Peru has placed a temporary 180 day ban on all Brazilian beef while Egypt has specifically snubbed meat from Mato Grosso state.
This could dent beef demand as the country's premier beef area, the region in which the positive animal was farmed, caters for 25 per cent of Egyptian shipments.
This follows the recent positive result on an atypical case of BSE in a mature grass-fed taken for analysis at the World Organisation for Animal Health’s (OIE) reference laboratory at Weybridge, UK.
Laboratory findings proved the case had no links to the intake of contaminated food, the Brazilian Ministry of Agriculture stressed on Friday.
The 12 year old cow was reared on an extensive grazing full-cycle beef farm with 1,177 cattle and 11 buffaloes. The animal was sent for emergency slaughter after falling at arrival to a slaughterhouse.
Tracing back animal movements to 2000, health officials found no clinical signs of the disease in the cow’s progeny. All 49 animals were destroyed.
Egypt is one of the major destinations for Brazil’s beef, averaging 100,000 tonnes shipped weight annually for the last five years.
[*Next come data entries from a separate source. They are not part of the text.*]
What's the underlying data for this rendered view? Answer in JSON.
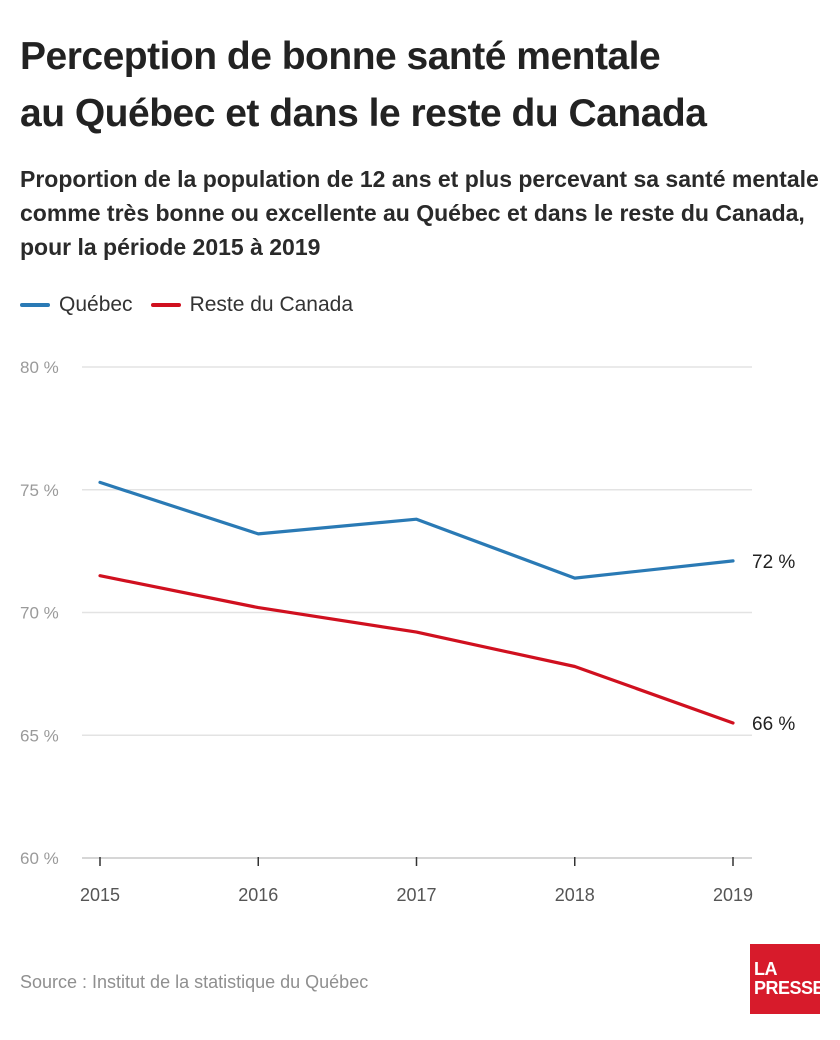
{
  "header": {
    "title_line1": "Perception de bonne santé mentale",
    "title_line2": "au Québec et dans le reste du Canada",
    "subtitle": "Proportion de la population de 12 ans et plus percevant sa santé mentale comme très bonne ou excellente au Québec et dans le reste du Canada, pour la période 2015 à 2019"
  },
  "legend": [
    {
      "label": "Québec",
      "color": "#2a7ab5"
    },
    {
      "label": "Reste du Canada",
      "color": "#d0101f"
    }
  ],
  "chart_data": {
    "type": "line",
    "title": "Perception de bonne santé mentale au Québec et dans le reste du Canada",
    "x": [
      "2015",
      "2016",
      "2017",
      "2018",
      "2019"
    ],
    "series": [
      {
        "name": "Québec",
        "color": "#2a7ab5",
        "values": [
          75.3,
          73.2,
          73.8,
          71.4,
          72.1
        ],
        "end_label": "72 %"
      },
      {
        "name": "Reste du Canada",
        "color": "#d0101f",
        "values": [
          71.5,
          70.2,
          69.2,
          67.8,
          65.5
        ],
        "end_label": "66 %"
      }
    ],
    "ylim": [
      60,
      80
    ],
    "yticks": [
      60,
      65,
      70,
      75,
      80
    ],
    "ytick_labels": [
      "60 %",
      "65 %",
      "70 %",
      "75 %",
      "80 %"
    ],
    "grid": true,
    "legend_position": "top-left"
  },
  "footer": {
    "source": "Source : Institut de la statistique du Québec",
    "logo_line1": "LA",
    "logo_line2": "PRESSE"
  }
}
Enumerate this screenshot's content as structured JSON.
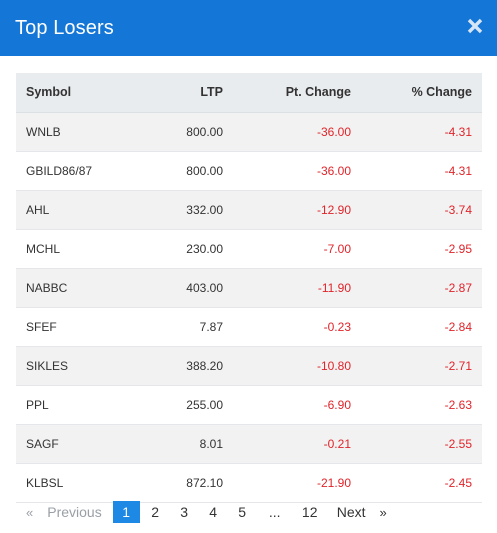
{
  "modal": {
    "title": "Top Losers",
    "close_label": "×"
  },
  "table": {
    "headers": {
      "symbol": "Symbol",
      "ltp": "LTP",
      "pt_change": "Pt. Change",
      "pct_change": "% Change"
    },
    "rows": [
      {
        "symbol": "WNLB",
        "ltp": "800.00",
        "pt_change": "-36.00",
        "pct_change": "-4.31"
      },
      {
        "symbol": "GBILD86/87",
        "ltp": "800.00",
        "pt_change": "-36.00",
        "pct_change": "-4.31"
      },
      {
        "symbol": "AHL",
        "ltp": "332.00",
        "pt_change": "-12.90",
        "pct_change": "-3.74"
      },
      {
        "symbol": "MCHL",
        "ltp": "230.00",
        "pt_change": "-7.00",
        "pct_change": "-2.95"
      },
      {
        "symbol": "NABBC",
        "ltp": "403.00",
        "pt_change": "-11.90",
        "pct_change": "-2.87"
      },
      {
        "symbol": "SFEF",
        "ltp": "7.87",
        "pt_change": "-0.23",
        "pct_change": "-2.84"
      },
      {
        "symbol": "SIKLES",
        "ltp": "388.20",
        "pt_change": "-10.80",
        "pct_change": "-2.71"
      },
      {
        "symbol": "PPL",
        "ltp": "255.00",
        "pt_change": "-6.90",
        "pct_change": "-2.63"
      },
      {
        "symbol": "SAGF",
        "ltp": "8.01",
        "pt_change": "-0.21",
        "pct_change": "-2.55"
      },
      {
        "symbol": "KLBSL",
        "ltp": "872.10",
        "pt_change": "-21.90",
        "pct_change": "-2.45"
      }
    ]
  },
  "pagination": {
    "prev_chevron": "«",
    "prev_label": "Previous",
    "pages": [
      "1",
      "2",
      "3",
      "4",
      "5"
    ],
    "active_page": "1",
    "ellipsis": "...",
    "last_page": "12",
    "next_label": "Next",
    "next_chevron": "»"
  },
  "colors": {
    "header_bg": "#1476d6",
    "negative": "#e0242a",
    "active_page": "#1e88e5",
    "table_head_bg": "#e9ecef"
  }
}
Beef buying by Egypt recently spiked, up 91 per cent year on year for the first four months on 2014.
All control measures according to the OIE Terrestrial Animal Health Code have already been applied in order to close the outbreak, said the OIE.
The response has been quick and sufficient, according to agriculture minister Neri Geller who praised the national veterinary services for handling the case.
“Protocol was followed to by the letter, both in Brazil and abroad,” said Mr Geller. “The rapid response capability of the Brazilian veterinary service has been demonstrated, as well as our national and international ‘consumer engagement’.”
Brazilian embassies and official veterinary staff are able to provide clarifications to trading partners who query Brazil’s beef industry at this time, he added.